Crypto

Mulling IPO Amid Crypto Declines, Bitmain Reportedly Raises Late-Stage Round

In the wee hours of Monday morning, Crunchbase captured a $400 million late-stage funding round reportedly raised by Bitmain at a $12 billion, post-money. Sequoia Capital China led and GIC and DST Global participated in the deal, according to Crunchbase data and initial media reports. This follows a $50 million round raised by Bitmain in September 2017, which was co-led by Sequoia Capital and IDG Capital.

The $400 million “pre-IPO” deal was first reported in the English-speaking press by Deal Street Asia, which cited reports by local media, which in turn cited unnamed “insiders” at Bitmain. CCN picked up the story this morning. At time of publication, Crunchbase News hasn’t received confirmation from Sequoia Capital or its Chinese subsidiary concerning the round.

The Deal Street Asia report says Bitmain is planning to file for an IPO in Hong Kong in September, and “expects to go public with market capitalization between $30 billion and $40 billion by the end of this year.”

Bitmain graduating to public markets would be a significant milestone for the cryptocurrency industry, which has, so far, been backed mostly by venture capital and initial coin offerings (ICOs) of dubious legality. Obviously, it would be a landmark event for Bitmain too, which has signaled interest in expanding beyond cryptocurrency to another computationally-intensive field: machine learning and artificial intelligence.

This emerges following a challenging week for crypto markets. Bitcoin, the most valuable cryptocurrency by market capitalization, declined twelve percent over the last seven days, as the chart below shows. And the cumulative market capitalization of crypto assets dipped below $300 billion for the first time since mid-April.

Bitmain’s Public Market Dreams

Bloomberg cited a report released in February by Bernstein Research, which suggests that Bitmain controls roughly 75 percent of the market for application-specific integrated circuits (ASICs) designed to mine bitcoin. The bitcoin ASIC market’s second largest player, Canaan Creative, controls roughly 15 percent, and all other producers account for the remaining 10 percent. In addition to bitcoin ASICs (hashing SHA256), Bitmain also manufactures custom hardware for litecoin (Scrypt hashing), dash (X11), ethereum (Ethash), monero (CryptoNight), and other hashing algorithms used by different blockchains.

In May, Canaan Creative filed in Hong Kong to potentially raise $1 billion in an IPO, sponsored jointly by Morgan Stanley, Deutsche Bank AG, Credit Suisse Group AG, and CMB International Capital, according to another Bloomberg report from the time. The report said Canaan, which generated $205 million in 2017 revenue (and nearly $57 million in net income), intends to begin trading in July.

However, Bitmain’s revenues are an order of magnitude larger.
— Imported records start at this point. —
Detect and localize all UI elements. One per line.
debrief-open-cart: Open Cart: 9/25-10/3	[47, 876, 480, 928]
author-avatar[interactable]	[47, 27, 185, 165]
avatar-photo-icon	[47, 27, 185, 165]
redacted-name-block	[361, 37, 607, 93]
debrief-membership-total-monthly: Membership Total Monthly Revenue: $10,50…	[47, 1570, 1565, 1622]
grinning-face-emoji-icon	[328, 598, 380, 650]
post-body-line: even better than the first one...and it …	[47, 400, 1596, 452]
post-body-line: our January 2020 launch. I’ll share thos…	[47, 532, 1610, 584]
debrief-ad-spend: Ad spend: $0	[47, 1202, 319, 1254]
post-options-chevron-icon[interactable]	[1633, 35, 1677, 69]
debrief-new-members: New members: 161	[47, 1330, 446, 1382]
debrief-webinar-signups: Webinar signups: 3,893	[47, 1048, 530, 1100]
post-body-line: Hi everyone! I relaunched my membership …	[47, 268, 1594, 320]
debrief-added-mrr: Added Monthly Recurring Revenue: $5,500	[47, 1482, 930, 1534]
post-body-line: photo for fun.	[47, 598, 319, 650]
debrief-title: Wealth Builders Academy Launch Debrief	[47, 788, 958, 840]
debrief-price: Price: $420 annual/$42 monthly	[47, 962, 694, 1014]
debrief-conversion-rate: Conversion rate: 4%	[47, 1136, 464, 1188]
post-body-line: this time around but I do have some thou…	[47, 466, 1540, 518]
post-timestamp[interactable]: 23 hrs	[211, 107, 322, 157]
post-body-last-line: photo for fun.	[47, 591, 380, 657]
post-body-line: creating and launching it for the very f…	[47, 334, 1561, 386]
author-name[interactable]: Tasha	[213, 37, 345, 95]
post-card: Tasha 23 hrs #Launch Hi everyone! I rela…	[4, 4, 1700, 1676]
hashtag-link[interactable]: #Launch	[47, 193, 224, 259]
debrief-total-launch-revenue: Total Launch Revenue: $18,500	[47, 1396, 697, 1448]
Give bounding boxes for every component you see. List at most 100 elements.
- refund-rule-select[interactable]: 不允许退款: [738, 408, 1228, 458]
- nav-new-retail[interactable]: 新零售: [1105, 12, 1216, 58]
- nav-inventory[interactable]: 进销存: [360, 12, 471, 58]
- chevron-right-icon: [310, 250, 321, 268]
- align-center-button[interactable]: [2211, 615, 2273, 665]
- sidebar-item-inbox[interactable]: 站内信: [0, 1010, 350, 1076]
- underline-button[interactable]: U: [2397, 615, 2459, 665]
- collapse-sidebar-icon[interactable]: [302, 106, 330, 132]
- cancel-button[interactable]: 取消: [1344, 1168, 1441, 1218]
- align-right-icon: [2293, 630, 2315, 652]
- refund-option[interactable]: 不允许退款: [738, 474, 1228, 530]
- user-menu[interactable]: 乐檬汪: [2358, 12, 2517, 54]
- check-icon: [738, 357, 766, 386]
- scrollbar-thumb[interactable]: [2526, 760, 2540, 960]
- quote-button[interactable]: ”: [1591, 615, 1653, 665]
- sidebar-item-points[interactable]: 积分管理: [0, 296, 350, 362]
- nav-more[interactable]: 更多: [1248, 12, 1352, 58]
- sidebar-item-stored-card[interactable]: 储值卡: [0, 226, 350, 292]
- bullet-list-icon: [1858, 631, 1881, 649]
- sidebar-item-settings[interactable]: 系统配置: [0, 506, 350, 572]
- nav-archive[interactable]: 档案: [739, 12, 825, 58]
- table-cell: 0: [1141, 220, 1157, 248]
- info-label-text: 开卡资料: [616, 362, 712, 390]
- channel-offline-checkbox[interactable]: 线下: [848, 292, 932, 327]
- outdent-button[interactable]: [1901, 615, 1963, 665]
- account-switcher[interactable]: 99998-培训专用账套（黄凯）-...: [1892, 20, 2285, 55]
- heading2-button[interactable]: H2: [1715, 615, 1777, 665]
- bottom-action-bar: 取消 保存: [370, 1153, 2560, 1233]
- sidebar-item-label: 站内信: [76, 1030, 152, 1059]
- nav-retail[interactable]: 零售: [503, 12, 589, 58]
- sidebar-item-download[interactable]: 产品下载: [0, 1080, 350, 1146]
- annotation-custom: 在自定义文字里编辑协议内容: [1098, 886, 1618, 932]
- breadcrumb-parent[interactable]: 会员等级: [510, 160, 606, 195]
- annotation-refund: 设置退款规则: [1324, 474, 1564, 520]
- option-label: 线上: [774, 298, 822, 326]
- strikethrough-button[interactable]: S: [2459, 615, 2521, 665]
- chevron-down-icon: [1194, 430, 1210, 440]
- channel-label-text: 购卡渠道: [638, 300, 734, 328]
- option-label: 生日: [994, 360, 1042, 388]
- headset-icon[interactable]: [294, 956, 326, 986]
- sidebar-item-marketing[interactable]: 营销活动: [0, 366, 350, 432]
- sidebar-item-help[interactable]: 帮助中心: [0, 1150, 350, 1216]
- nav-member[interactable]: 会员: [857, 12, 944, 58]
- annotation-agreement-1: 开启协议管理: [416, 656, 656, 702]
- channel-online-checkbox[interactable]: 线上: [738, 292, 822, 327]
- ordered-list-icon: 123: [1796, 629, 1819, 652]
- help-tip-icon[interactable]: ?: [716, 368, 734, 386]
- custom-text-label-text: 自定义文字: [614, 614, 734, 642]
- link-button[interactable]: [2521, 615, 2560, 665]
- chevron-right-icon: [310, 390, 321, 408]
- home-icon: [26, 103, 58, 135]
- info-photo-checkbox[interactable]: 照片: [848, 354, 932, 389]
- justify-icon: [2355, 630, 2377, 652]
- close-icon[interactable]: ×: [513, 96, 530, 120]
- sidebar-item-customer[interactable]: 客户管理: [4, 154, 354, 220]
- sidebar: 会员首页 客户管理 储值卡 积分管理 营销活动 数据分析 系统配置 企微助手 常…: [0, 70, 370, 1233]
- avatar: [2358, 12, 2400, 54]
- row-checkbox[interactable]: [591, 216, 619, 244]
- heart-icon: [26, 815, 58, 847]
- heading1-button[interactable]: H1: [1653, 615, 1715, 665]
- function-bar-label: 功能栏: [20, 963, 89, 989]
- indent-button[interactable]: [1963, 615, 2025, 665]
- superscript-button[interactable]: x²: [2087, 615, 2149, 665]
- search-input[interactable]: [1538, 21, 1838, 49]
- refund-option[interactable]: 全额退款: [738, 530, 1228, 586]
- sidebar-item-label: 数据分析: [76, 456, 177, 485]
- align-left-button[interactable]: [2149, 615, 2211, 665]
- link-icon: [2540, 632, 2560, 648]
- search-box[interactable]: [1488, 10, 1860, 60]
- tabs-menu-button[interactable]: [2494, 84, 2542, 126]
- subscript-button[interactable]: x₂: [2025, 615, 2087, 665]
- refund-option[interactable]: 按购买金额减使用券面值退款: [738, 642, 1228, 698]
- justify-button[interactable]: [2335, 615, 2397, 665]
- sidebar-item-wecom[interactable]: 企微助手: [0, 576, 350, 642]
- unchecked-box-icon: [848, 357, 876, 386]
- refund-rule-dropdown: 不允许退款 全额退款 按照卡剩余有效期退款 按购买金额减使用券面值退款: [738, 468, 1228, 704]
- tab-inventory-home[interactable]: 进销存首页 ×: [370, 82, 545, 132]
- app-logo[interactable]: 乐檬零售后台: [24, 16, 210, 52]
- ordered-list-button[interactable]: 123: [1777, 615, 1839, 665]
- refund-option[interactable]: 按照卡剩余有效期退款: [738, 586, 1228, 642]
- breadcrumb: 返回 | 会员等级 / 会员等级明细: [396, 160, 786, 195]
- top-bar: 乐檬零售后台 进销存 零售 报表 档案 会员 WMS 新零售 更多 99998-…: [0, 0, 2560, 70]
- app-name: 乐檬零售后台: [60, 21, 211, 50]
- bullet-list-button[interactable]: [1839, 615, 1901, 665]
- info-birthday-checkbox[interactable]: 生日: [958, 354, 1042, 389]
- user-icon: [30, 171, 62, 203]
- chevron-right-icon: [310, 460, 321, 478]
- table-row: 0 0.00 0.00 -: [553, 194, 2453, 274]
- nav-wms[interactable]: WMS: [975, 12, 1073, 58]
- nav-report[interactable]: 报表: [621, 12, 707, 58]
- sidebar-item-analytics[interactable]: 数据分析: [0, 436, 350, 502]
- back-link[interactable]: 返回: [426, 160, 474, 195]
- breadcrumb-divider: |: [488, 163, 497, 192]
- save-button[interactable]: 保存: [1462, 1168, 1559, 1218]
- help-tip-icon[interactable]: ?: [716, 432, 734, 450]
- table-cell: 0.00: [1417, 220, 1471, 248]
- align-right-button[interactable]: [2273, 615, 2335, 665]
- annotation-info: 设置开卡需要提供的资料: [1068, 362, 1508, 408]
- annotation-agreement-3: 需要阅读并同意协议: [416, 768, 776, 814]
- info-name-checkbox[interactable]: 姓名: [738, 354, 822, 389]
Wu says Bitmain generated $2.5 billion in revenue in 2017. Using chip manufacturers Nvidia and MediaTek as public market comparables, Bloomberg estimated Bitmain would be valued at approximately $8.8 billion on public markets.

But that doesn’t jibe well with Wu’s statements, saying that the company was valued at $12 billion. Nor does that public-market comparison agree with new venture funding reports that bubbled up from China overnight.

A Big Fish In The Mining Pools, And Why It Matters

In addition to being the dominant player in manufacturing cryptocurrency mining equipment, Bitmain also runs two of the largest mining pools, BTC.com and AntPool. Collectively, these two pools account for close to 40 percent of the total bitcoin network hashrate, at time of writing.

AntPool was Bitmain’s original mining pool, and BTC.com (once a web-based bitcoin wallet) was turned into a mining pool following Bitmain’s buyout of bitcoin data startup Blocktrail, which was announced in July 2016. In addition to these mining pools, which independent owner-operators of bitcoin mining hardware can connect to, Bitmain also operates Hashnest, a hosted mining service that lets people rent compute cycles on hardware owned by Bitmain.

This is all to say that Bitmain is in a uniquely powerful position in the cryptocurrency ecosystem. As both the largest manufacturer of metaphorical pickaxes, and operator of the biggest mines for the most valuable asset in the space, it stands to profit on both sides of the mining market. And as new bitcoins become ever more difficult to mine, and scarcer in the wake of block reward halving events, demand for newer, more expensive generations of faster mining hardware will sustain itself so long as it’s still profitable to play this guessing game.